Nie rozpada się przecież całkowicie, w każdym razie jeszcze nie. Już teraz jednak obserwujemy powstawanie gospodarki hybrydowej: z jednej strony mamy rynek kapitalistyczny, z drugiej zaś nowy system dobra publicznego. Nazywam to nowym paradygmatem kolaboratywnego dobra wspólnego.


Tak brzmi również główny wniosek pańskiej najnowszej książki. Co pan przez to rozumie?


Nową gospodarczą formę organizacyjną, która oddala się od dyktatu własności i przedkłada dzielenie się ponad posiadanie. Podczas gdy rynek kapitalistyczny, napędzany zyskiem materialnym, opiera się na własnej korzyści jednostki, nowy świat stawia na współpracę gospodarczą. Kapitalizm pozostaje obecny, ale jest znacznie okrojony. Do 2050 roku formy kolektywne coraz bardziej wypierać będą przedsiębiorstwa i gospodarkę prywatną. Jesteśmy na drodze zmierzającej w tym właśnie kierunku.
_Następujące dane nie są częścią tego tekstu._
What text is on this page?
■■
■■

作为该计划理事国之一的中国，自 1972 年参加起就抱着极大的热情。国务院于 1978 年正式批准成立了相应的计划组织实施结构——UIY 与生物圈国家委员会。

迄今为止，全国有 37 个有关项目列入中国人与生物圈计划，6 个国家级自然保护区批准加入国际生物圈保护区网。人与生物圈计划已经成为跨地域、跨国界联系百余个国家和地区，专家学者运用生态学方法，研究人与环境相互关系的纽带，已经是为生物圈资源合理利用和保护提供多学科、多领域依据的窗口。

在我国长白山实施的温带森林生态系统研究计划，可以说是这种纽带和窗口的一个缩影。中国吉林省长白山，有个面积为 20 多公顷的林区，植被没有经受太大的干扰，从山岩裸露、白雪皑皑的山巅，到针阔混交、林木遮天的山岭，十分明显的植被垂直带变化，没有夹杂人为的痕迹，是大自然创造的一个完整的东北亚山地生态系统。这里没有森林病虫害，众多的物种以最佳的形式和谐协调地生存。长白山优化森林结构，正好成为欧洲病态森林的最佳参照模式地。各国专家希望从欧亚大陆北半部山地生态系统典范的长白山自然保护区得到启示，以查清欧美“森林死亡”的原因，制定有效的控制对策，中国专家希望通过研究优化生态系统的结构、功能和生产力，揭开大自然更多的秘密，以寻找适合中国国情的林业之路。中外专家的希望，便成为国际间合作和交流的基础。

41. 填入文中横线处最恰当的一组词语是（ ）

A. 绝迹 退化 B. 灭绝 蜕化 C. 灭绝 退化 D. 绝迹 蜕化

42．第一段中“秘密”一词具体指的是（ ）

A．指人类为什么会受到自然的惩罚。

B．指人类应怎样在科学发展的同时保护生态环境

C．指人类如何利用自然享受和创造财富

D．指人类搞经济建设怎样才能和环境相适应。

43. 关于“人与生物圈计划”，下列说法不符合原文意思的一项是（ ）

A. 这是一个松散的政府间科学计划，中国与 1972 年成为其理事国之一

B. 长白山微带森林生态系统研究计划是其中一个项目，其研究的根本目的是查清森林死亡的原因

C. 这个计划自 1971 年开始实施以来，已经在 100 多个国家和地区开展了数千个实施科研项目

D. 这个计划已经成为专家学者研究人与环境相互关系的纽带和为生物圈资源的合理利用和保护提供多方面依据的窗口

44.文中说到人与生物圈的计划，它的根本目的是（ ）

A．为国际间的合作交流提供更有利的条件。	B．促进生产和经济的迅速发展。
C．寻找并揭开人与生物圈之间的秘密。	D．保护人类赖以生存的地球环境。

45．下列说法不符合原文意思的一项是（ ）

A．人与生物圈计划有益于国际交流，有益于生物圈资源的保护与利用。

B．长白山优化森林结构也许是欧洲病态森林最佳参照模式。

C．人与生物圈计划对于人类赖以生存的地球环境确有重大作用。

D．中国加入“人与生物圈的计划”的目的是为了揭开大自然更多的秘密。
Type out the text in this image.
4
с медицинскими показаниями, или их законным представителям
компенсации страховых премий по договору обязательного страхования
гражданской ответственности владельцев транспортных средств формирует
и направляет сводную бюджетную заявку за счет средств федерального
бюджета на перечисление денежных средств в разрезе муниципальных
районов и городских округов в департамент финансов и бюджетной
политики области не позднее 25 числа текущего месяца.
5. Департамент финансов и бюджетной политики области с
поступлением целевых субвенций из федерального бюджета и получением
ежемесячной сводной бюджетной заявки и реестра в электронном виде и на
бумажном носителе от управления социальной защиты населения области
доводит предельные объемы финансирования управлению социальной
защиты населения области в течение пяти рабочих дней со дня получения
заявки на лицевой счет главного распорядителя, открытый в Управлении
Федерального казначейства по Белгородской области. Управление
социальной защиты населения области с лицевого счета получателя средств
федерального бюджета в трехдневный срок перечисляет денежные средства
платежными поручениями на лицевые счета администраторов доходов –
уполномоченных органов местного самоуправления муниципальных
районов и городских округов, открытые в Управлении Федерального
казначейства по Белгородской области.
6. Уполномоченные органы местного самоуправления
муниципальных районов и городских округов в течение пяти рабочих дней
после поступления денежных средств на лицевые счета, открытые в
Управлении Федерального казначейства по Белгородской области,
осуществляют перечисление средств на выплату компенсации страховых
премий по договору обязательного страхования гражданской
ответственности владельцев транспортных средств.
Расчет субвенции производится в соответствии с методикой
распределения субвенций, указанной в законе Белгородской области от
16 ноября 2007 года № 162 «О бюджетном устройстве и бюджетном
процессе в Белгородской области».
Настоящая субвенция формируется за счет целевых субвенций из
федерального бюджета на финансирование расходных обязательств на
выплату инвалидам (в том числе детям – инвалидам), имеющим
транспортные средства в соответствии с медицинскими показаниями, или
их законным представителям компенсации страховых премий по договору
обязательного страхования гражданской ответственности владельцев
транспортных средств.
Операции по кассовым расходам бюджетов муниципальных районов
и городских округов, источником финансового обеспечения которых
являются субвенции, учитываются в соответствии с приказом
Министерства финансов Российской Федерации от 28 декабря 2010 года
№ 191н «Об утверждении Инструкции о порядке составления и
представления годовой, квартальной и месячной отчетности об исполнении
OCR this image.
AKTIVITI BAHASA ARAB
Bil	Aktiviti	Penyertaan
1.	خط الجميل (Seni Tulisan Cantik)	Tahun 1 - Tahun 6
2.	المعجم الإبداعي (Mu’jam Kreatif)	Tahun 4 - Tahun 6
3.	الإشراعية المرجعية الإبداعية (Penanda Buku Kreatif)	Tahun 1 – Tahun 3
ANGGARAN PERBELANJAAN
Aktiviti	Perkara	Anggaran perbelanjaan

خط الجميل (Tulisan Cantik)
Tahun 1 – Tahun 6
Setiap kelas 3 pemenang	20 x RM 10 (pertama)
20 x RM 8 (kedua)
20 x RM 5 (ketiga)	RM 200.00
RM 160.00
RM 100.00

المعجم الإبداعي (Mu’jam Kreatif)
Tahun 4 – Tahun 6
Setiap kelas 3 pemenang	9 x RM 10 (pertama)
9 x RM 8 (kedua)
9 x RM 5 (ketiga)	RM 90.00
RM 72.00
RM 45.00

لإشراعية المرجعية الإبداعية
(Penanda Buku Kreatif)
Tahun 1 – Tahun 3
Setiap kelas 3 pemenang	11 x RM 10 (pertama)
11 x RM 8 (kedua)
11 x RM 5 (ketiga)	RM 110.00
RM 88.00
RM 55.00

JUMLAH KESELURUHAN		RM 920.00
Brzmi to jak alternatywa wobec socjalizmu i kapitalizmu, trzecia droga, o której często mówiono, ale nikt nią jeszcze nie kroczył.
Kolektyw jako forma gospodarcza nie jest niczym nowym. Ponad półtora miliarda ludzi na całym świecie korzysta z banków wspólnotowych, komunalnych sieci kanalizacyjnych i energetycznych, wspólnot mieszkaniowych. Ale za sprawą cyfryzacji bardzo szybko powstają coraz to nowe formy. Na przykład dzielenie mieszkań poprzez platformę internetową Airbnb, wspólne używanie samochodów. Powszechne kursy internetowe organizowane przez uniwersytety zmieniają sposób kształcenia. Wszędzie widzimy więc owe ekstremalne przesunięcia, które najwyraźniej są już czymś całkiem innym niż tradycyjnym, wertykalnym, kapitalistycznym rynkiem akcjonariuszy. I to jest dobry kierunek.


Dlaczego?


Ponieważ wiele rzeczy dzięki temu dramatycznie tanieje. Dzisiaj na przykład globalna komunikacja kosztuje prawie nic w porównaniu z okresem sprzed dwudziestu lat. To powtórzy się również w innych dziedzinach. A jeśli odpadną jednocześnie koszty transakcji i logistyki, także małe, wspólne firmy będą mogły stać się znaczące na skalę globalną. To daje ludzkości zupełnie nowe możliwości gospodarczego i społecznego organizowania się. Ekonomia dzielenia się, w której zamiast masowej produkcji produkować będą masy, jak powiedział Gandhi, stanie się w ten sposób naprawdę realna.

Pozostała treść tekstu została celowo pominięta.